Ablauf nicht ganz geklärt

Obwohl der Angeklagte im Laufe des Prozess vor dem Landgericht in Bamberg wiederholt das Geschehen am Unfallort - und somit die Tat selbst - widersprüchlich zu den Zeugenaussagen seiner Kollegen beschrieb, zweifelte Oberstaatsanwalt Bernhard Lieb nicht daran, dass Laurean K. "von oben nach unten mit der flachen Seite der Schaufel" gegen den Kopf des Opfers "gedonnert hat", so Lieb. Diesen Tathergang sah Lieb sowohl durch die "sachlichen Zeugenaussagen" als auch den Bericht über die Verletzungen durch den Sachverständigen Betz bekräftigt.

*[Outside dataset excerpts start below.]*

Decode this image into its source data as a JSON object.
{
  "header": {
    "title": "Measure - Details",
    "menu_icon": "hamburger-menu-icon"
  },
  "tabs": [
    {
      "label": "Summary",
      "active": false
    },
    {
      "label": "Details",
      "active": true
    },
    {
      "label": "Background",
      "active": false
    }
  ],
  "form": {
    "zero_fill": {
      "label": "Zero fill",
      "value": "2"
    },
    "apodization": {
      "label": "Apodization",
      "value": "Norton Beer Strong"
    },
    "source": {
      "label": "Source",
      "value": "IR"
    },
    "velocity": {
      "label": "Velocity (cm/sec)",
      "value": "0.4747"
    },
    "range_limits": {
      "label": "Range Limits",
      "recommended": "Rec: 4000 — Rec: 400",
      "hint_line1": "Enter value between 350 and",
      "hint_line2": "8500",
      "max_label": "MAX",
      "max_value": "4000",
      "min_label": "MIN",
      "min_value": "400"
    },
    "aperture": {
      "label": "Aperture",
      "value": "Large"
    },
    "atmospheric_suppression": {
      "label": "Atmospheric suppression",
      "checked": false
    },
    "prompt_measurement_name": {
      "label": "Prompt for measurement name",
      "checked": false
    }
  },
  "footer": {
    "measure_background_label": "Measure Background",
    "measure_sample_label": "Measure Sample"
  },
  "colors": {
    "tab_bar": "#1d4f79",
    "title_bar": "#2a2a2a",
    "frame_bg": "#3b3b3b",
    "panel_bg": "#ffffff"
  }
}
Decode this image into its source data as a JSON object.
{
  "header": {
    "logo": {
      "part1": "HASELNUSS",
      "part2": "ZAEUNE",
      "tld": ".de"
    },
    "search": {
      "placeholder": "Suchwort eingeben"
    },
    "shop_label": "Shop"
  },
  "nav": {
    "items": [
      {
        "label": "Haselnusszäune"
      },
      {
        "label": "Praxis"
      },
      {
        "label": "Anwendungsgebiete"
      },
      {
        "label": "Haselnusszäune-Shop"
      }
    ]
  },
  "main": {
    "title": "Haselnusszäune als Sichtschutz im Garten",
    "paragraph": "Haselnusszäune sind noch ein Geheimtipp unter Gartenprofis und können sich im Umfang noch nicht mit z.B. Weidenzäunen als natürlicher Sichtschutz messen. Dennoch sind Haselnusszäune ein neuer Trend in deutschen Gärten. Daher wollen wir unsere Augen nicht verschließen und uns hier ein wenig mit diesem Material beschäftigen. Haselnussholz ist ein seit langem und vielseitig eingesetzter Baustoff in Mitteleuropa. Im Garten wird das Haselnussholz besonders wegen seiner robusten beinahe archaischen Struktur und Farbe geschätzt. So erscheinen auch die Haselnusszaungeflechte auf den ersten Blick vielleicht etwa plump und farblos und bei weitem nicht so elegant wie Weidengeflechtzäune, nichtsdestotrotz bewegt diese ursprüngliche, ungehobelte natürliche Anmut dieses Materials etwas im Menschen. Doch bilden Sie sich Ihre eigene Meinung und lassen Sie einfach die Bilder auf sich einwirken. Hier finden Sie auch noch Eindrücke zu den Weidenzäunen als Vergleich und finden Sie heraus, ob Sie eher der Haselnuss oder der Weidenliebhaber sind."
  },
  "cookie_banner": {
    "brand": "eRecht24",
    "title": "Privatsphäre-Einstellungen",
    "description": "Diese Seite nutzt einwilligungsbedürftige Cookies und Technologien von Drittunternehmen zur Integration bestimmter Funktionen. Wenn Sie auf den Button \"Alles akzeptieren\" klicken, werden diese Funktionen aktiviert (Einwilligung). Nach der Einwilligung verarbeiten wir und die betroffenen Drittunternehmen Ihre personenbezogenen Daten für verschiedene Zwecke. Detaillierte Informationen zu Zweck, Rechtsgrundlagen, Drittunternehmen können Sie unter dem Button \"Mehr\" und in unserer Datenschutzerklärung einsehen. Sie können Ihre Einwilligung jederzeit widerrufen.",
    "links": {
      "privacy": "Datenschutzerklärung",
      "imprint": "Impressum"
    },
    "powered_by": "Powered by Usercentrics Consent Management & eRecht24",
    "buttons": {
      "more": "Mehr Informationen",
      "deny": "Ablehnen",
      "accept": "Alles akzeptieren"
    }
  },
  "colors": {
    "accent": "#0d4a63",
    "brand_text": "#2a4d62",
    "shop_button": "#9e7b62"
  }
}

Aus versuchtem Mord wurde letztlich doch gefährliche Körperverletzung.

Mehrere Faktoren lieferten der Kammer die Antwort auf die Gretchenfrage nach dem endgültigen Strafmaß: Eine handelsübliche Schaufel - mit Holzstil und roter Schaufelfläche - sei "kein typisches Instrument, um einen Menschen umzubringen", so Lieb. Somit schlug Laurean K. nicht geplant, sondern spontan zu. Der Angeklagte beteuerte während der Verhandlung - und auch schon in Gesprächen davor - immer wieder, dass er sich durch die Kritik an seiner Arbeitsweise unter Druck gesetzt, ja sogar bedroht gefühlt habe. Mit den Worten: "Wie ein Blitz, nicht vorhersehbar und nicht zu verhindern", versuchte der Sachverständige Abramovic die affektive Spannung, die Ausnahmesituation in der der Angeklagte sich befand, zu beschreiben. Laurean K., der während der Verhandlung immer wieder mit den Tränen kämpfte, wurde trotz der emotionalen Entladung am Tattag für schuldfähig erklärt.

Da er dem Opfer vor der Tat weder mit dem Tod gedroht, noch ein zweites Mal auf den wehrlosen Kollegen eingeschlagen hatte, handle es sich nicht um einen Tötungsvorsatz, so das Gericht. Der Angeklagte wurde wegen gefährlicher Körperverletzung zu einer Freiheitsstrafe von drei Jahren verurteilt.